So, James has my life all planned out for me. At the end of this year, I will be rebaptized. (I don’t know why he thinks I need it… I know why *I* think I need it, but James doesn’t know about that.) Then this summer I’m going to go canvassing. After that, I will be a missionary.
James: who would have thought that Abby Snow, would be a missionary!
Ok, aside from the wild inaccuracy of this statement (well, the entire paragraph, actually) this statement actually made me want to cry.
Am I really that bad? Am I really that bad a person that it would be a shock to people? I mean, really?
I do not want to be that type of person. I want to be the kind of person who, if I ever did decide to be a missionary (which I just recently decided I don’t want to, ever) people would say, “Yup. I knew it. That’s Abby.”
Once that could’ve been said of me. Not anymore. And I’ve tried to change, but apparently it hasn’t worked. If I were to tell James about Candyland, he’d either say, “yeah, I wondered.” or, “that explains SO MUCH.” Or some equally depressing thing that would leave me in tears.
Then later Bamji said the most encouraging thing anyone’s said to me all week (even though The Government has been trying).

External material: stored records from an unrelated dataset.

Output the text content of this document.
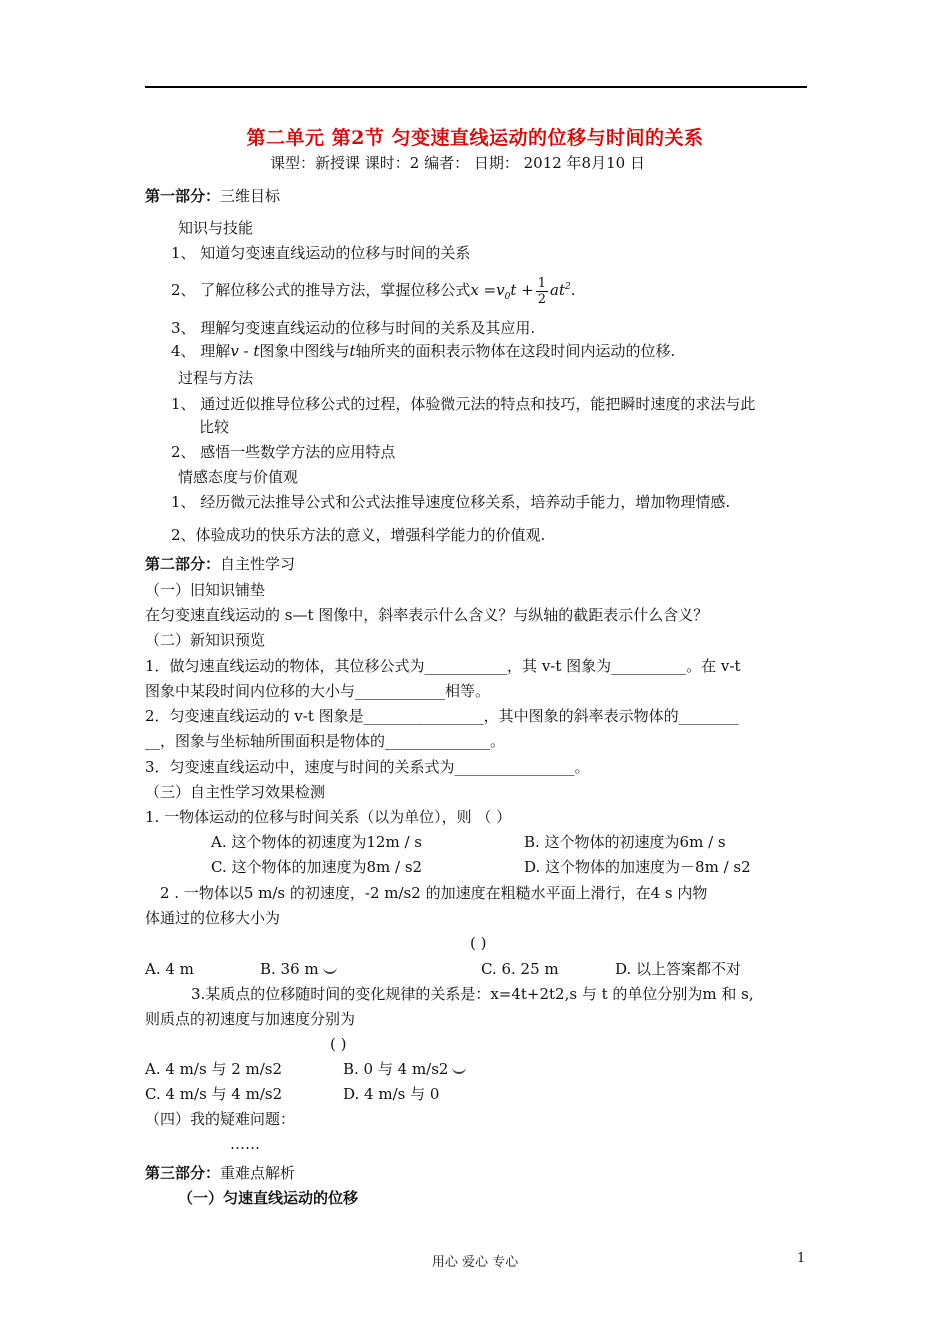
第二单元 第2节 匀变速直线运动的位移与时间的关系
课型：新授课 课时：2 编者： 日期： 2012 年8月10 日
第一部分：三维目标
知识与技能
1、 知道匀变速直线运动的位移与时间的关系
2、 了解位移公式的推导方法，掌握位移公式$x =v_0t + \frac{1}{2} at^2$.
3、 理解匀变速直线运动的位移与时间的关系及其应用.
4、 理解v - t图象中图线与t轴所夹的面积表示物体在这段时间内运动的位移.
过程与方法
1、 通过近似推导位移公式的过程，体验微元法的特点和技巧，能把瞬时速度的求法与此
比较
2、 感悟一些数学方法的应用特点
情感态度与价值观
1、 经历微元法推导公式和公式法推导速度位移关系，培养动手能力，增加物理情感.
2、体验成功的快乐方法的意义，增强科学能力的价值观.
第二部分：自主性学习
（一）旧知识铺垫
在匀变速直线运动的 s—t 图像中，斜率表示什么含义？与纵轴的截距表示什么含义？
（二）新知识预览
1．做匀速直线运动的物体，其位移公式为___________，其 v-t 图象为__________。在 v-t
图象中某段时间内位移的大小与____________相等。
2．匀变速直线运动的 v-t 图象是________________，其中图象的斜率表示物体的________
__，图象与坐标轴所围面积是物体的______________。
3．匀变速直线运动中，速度与时间的关系式为________________。
（三）自主性学习效果检测
1. 一物体运动的位移与时间关系（以为单位），则 （ ）
A. 这个物体的初速度为12m / s	B. 这个物体的初速度为6m / s
C. 这个物体的加速度为8m / s2	D. 这个物体的加速度为－8m / s2
2 . 一物体以5 m/s 的初速度，-2 m/s2 的加速度在粗糙水平面上滑行，在4 s 内物
体通过的位移大小为
( )
A. 4 m	B. 36 m	C. 6. 25 m	D. 以上答案都不对
3.某质点的位移随时间的变化规律的关系是：x=4t+2t2,s 与 t 的单位分别为m 和 s,
则质点的初速度与加速度分别为
( )
A. 4 m/s 与 2 m/s2	B. 0 与 4 m/s2
C. 4 m/s 与 4 m/s2	D. 4 m/s 与 0
（四）我的疑难问题：
……
第三部分：重难点解析
（一）匀速直线运动的位移
用心 爱心 专心	1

I’m not sure why… I think I said something like, “James, I’m going to murder you in the worst way possible.”
Bamji: Abby, you do not seem like you could murder someone.
I had a hard time convincing the people in the car I meant it when I said that that is the most encouraging thing… anyone from campus, actually, has said to me… ever.
I might not be able to be a missionary, but at least I’m not able to be a murderer.